Quem
deseja passar bem por portas abertas deve prestar atenção ao fato
de elas terem molduras firmes: esse princípio, segundo o qual o
velho professor sempre vivera, é simplesmente uma exigência do
senso de realidade. Mas se existe senso de realidade, e ninguém
duvida que ele tenha justificada existência, tem de haver também
algo que se pode chamar senso de possibilidade.
Quem
o possui não diz, por exemplo: aqui aconteceu, vai acontecer, tem de
acontecer isto ou aquilo; mas inventa: aqui poderia, deveria ou teria
de acontecer isto ou aquilo; e se lhe explicarmos que uma coisa é
como é, ele pensa: bem, provavelmente também poderia ser de outro
modo. Assim, o senso de possibilidade pode ser definido como
capacidade de pensar tudo aquilo que também poderia ser, e não
julgar que aquilo que é seja mais importante do que aquilo que não
é. Vê-se que as consequências dessa tendência criativa podem ser
notáveis, e lamentavelmente não raro fazem parecer falso aquilo que
as pessoas admiram, e parecer permitido o que proíbem, ou ainda
fazem as duas coisas parecerem indiferentes.

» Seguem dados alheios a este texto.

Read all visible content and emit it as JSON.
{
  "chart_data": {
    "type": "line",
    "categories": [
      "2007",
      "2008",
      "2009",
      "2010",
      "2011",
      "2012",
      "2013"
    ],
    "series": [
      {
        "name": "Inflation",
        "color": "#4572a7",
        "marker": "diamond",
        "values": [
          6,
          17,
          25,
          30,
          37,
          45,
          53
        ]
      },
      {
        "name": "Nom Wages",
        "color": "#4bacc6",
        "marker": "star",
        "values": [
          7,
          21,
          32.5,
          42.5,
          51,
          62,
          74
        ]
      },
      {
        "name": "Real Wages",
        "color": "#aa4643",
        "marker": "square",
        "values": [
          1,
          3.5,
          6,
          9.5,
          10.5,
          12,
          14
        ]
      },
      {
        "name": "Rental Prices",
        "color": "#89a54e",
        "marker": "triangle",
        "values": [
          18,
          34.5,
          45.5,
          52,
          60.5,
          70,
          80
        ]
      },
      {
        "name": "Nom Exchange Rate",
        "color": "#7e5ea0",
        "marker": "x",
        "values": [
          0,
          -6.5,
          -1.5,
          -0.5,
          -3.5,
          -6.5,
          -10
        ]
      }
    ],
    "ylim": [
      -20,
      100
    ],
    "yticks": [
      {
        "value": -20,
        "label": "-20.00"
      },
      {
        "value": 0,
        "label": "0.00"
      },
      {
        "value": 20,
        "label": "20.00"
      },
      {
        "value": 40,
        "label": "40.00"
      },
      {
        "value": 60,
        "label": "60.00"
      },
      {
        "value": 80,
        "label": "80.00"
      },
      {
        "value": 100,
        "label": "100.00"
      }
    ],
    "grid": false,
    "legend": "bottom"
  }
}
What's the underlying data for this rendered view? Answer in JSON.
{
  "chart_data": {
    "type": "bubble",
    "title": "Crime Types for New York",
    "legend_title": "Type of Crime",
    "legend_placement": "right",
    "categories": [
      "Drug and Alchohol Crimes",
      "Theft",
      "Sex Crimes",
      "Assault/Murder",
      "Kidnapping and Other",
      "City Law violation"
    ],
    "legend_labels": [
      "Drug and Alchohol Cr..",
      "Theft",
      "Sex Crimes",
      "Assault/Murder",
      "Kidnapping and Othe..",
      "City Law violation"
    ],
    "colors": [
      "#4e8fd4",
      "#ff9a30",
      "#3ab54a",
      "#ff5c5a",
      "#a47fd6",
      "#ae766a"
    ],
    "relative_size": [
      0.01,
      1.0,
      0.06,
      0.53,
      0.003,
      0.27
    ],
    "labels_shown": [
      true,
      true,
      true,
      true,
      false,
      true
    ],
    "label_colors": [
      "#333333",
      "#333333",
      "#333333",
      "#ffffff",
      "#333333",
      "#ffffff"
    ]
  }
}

Essas pessoas com senso
de possibilidade vivem, como se diz, numa teia mais sutil, feita de
nevoeiro, fantasia, devaneio e condicionais; crianças com essa
tendência são educadas para se libertarem dela, e lhes dizemos que
tais pessoas são utopistas, sonhadores, fracos, e presunçosos ou
críticos mesquinhos.
Quando
os queremos elogiar, também chamamos esses loucos de idealistas, mas
obviamente tudo isso apenas se relaciona aos espécimes frágeis, que
não podem entender a realidade, ou talvez fujam dela; portanto,
pessoas nas quais a ausência de senso de realidade é uma falha. Mas
o possível não abrange apenas os sonhos de pessoas de nervos
fracos, e sim os desígnios divinos ainda desconhecidos. Uma
experiência possível, ou uma verdade possível, não são iguais à
experiência real e verdade real menos o valor da realidade; ao
contrário, ao menos do ponto de vista de seus seguidores, têm em si
algo divino, um fogo, um voo, um desejo de construção e uma utopia
consciente, que não teme a realidade mas a trata como missão e
invenção. Afinal, a Terra não é velha, e aparentemente nunca foi
muito abençoada. Se quisermos distinguir entre si as pessoas com
senso de realidade e senso de possibilidade, basta pensar em
determinada quantia de dinheiro. Tudo o que mil marcos contêm em
possibilidades está ali contido, sem dúvida, não importa se
possuímos os mil marcos ou não; o fato de o Sr. Eu ou o Sr. Você
os possuírem acrescenta tão pouco aos mil marcos quanto
acrescentaria a uma rosa ou uma mulher. Mas um louco os enfiará na
meia, dizem as pessoas realistas, e um empreendedor há de realizar
alguma coisa com eles; até a beleza de uma mulher sofrerá
indubitavelmente acréscimo ou perda segundo quem a possua. É a
realidade que traz as possibilidades, e nada mais errado do que negar
isso. Mesmo assim, no total ou na média serão sempre as mesmas
possibilidades repetidas, até chegar uma pessoa para a qual uma
coisa real não signifique mais do que o imaginado. Será ela quem
dará sentido e destinação às novas possibilidades, que há de
provocar.
Mas
um homem desses não é um caso muito claro. Já que, na medida em
que não forem devaneios ociosos, suas ideias são apenas realidades
ainda não nascidas, naturalmente também ele tem senso de realidade;
mas é um senso para a realidade possível, e chega ao seu objetivo
muito mais devagar do que o senso para possibilidades reais, que a
maioria das pessoas possui. Ele deseja a floresta toda, o outro quer
as árvores; e floresta é algo difícil de expressar, enquanto
árvores significam tantos e tantos metros cúbicos de determinada
qualidade. Ou talvez se exprima isso melhor de outro modo, e o homem
com senso comum de realidade se assemelha a um peixe que abocanha o
anzol sem ver a unha, enquanto o homem com aquele senso de realidade,
que também se pode chamar senso de possibilidade, puxa uma linha
pela água e não tem ideia se existe uma isca presa nela. Uma
extraordinária indiferença em relação à vida que morde a isca
traz consigo o perigo de fazer coisas totalmente aleatórias. Um
homem sem senso prático — ele não apenas parece assim, mas é
assim — é inconfiável e imprevisível no trato com as pessoas.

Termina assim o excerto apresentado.